The Science Scholars Program also builds confidence in their ability to do scientific research. On an even larger scale, it can also promote student’s interest in pursuing a STEM career. In Edgemont, students must join the program starting in tenth grade, conduct research, create presentations, and maintain a work portfolio. The program will culminate with students presenting their scientific research work to the Edgemont community at the Science Scholars Symposium.


The Science Scholars Program also builds confidence in their ability to do scientific research.

Anika Bansal, Senior

Mentor: Dr.
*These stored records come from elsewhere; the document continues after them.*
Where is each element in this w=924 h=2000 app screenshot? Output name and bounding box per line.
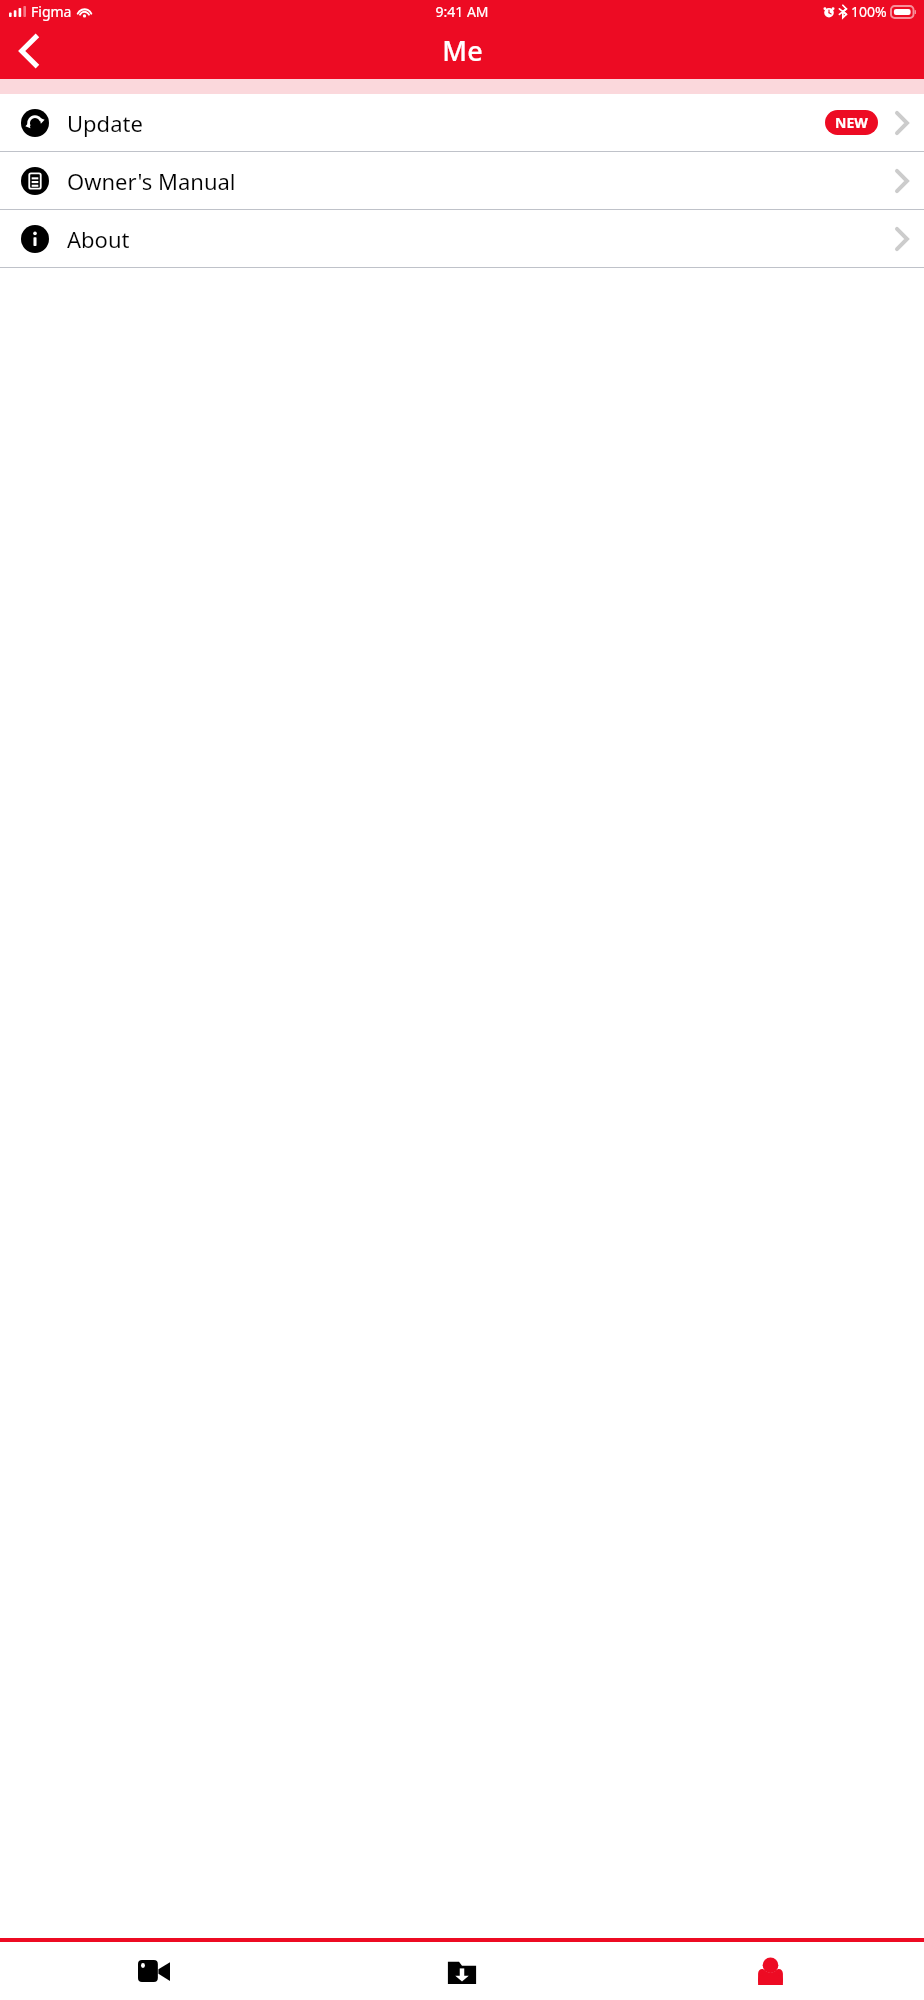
button[interactable]: About bbox=[0, 210, 924, 267]
button[interactable]: Back bbox=[0, 23, 56, 79]
staticText: 9:41 AM bbox=[435, 2, 489, 21]
staticText: Owner's Manual bbox=[67, 166, 895, 196]
button[interactable]: Owner's Manual bbox=[0, 152, 924, 209]
staticText: Figma bbox=[31, 2, 72, 21]
staticText: NEW bbox=[835, 113, 868, 132]
staticText: Update bbox=[67, 108, 825, 138]
staticText: Me bbox=[442, 32, 483, 69]
button[interactable]: Update bbox=[0, 94, 924, 151]
staticText: About bbox=[67, 224, 895, 254]
button[interactable]: Downloads bbox=[308, 1942, 616, 2000]
staticText: 100% bbox=[851, 2, 887, 21]
button[interactable]: Me bbox=[616, 1942, 924, 2000]
button[interactable]: Record bbox=[0, 1942, 308, 2000]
Sofiya Milman, Albert Einstein College of Medicine


Aging impacts every disease, and delaying the process of aging would have the most significant effect on the greatest number of conditions. That’s why Anika became very intrigued in investigating the process of aging. In her sophomore year, Anika connected with Dr. Sofiya Milman through a mutual friend. Dr. Milman is an Associate Professor of Medicine in the Divisions of Endocrinology and Geriatrics and the Director of Human Longevity Studies at Albert Einstein’s Institute for Aging Research.


Anika’s research concentrated on discerning the genetic mechanisms behind aging. Anika and Dr. Milman analyzed the Ashkenazi Jewish population in New York because the population is relatively similar socioeconomically and had little genetic variation. This population is one that demonstrates extraordinary longevity. They compared the genetic risk and disease prevalence in the subjects and control groups to establish differences and recognize essential areas for further research. Together, they determined that individuals with exceptional life expectancy likely have genetic variants that protect them from developing the age-related diseases common in the general population.


In order to analyze the data, Anika had to learn how to use STATA, a statistical analysis program. She had to gain skills in programming while utilizing the capabilities of technology to perform her complicated analyses. This feature of the research project fascinated Anika because she could determine patterns in her data and ask new questions. “This experience led me to discover new paths for research,” Anika said.

Anika found the research experience to be phenomenal: “It has been incredible to learn and grow through reading complex articles on a specific scientific topic, conducting your own research, proposing new questions, and having casual conversations with experts in the field.” She enjoyed forming a strong relationship with her mentor and lab members, and she felt like an active team member. The Science Scholars Program enabled her to break down complex ideas related to her research and explain these concepts in simple terms to her peers.


Anika elaborated, “Working with my mentor has been one of the best aspects of my research experience. She always took time out of her busy schedule to teach me new concepts and review different directions for the research.” Anika learned a lot from her mentor and described working with Dr. Milman as an incredible experience. Anika was integrated into Dr. Milman’s research team, and got to take part in meetings and journal review sessions. Anika and her mentor Dr. Milman formed an excellent connection with each other during the research process and benefitted from working together.

Participating in original scientific research in high school pushed Anika to think further about her career interests. In her study, she aimed to identify specific genetic variants responsible for healthy aging and how to reproduce these in the general population through drug development. Anika explained, “This scientific inquiry makes me curious about the societal impacts of such ethics-bound research. For example, when the time comes, where will the line between treatment and enhancement be drawn? Who will have access to such drugs?” This research strengthened her interests in investigating genetics and public health and equitable distribution of drugs and treatments.


Anika reflected, “My time in Science Scholars has immensely improved my presentation skills and my ability to understand and explain complex scientific concepts. Finally, I have learned to be patient when you don’t get the results you expected, and how to take advantage of unknown territory by asking questions.”


Luckily, Anika’s research wasn’t disrupted by the pandemic because she had the opportunity to complete her final project the summer before her junior year. As Anika phrased the matter, “The strong connections I formed with my mentor allowed me to continue conducting research remotely throughout the pandemic.”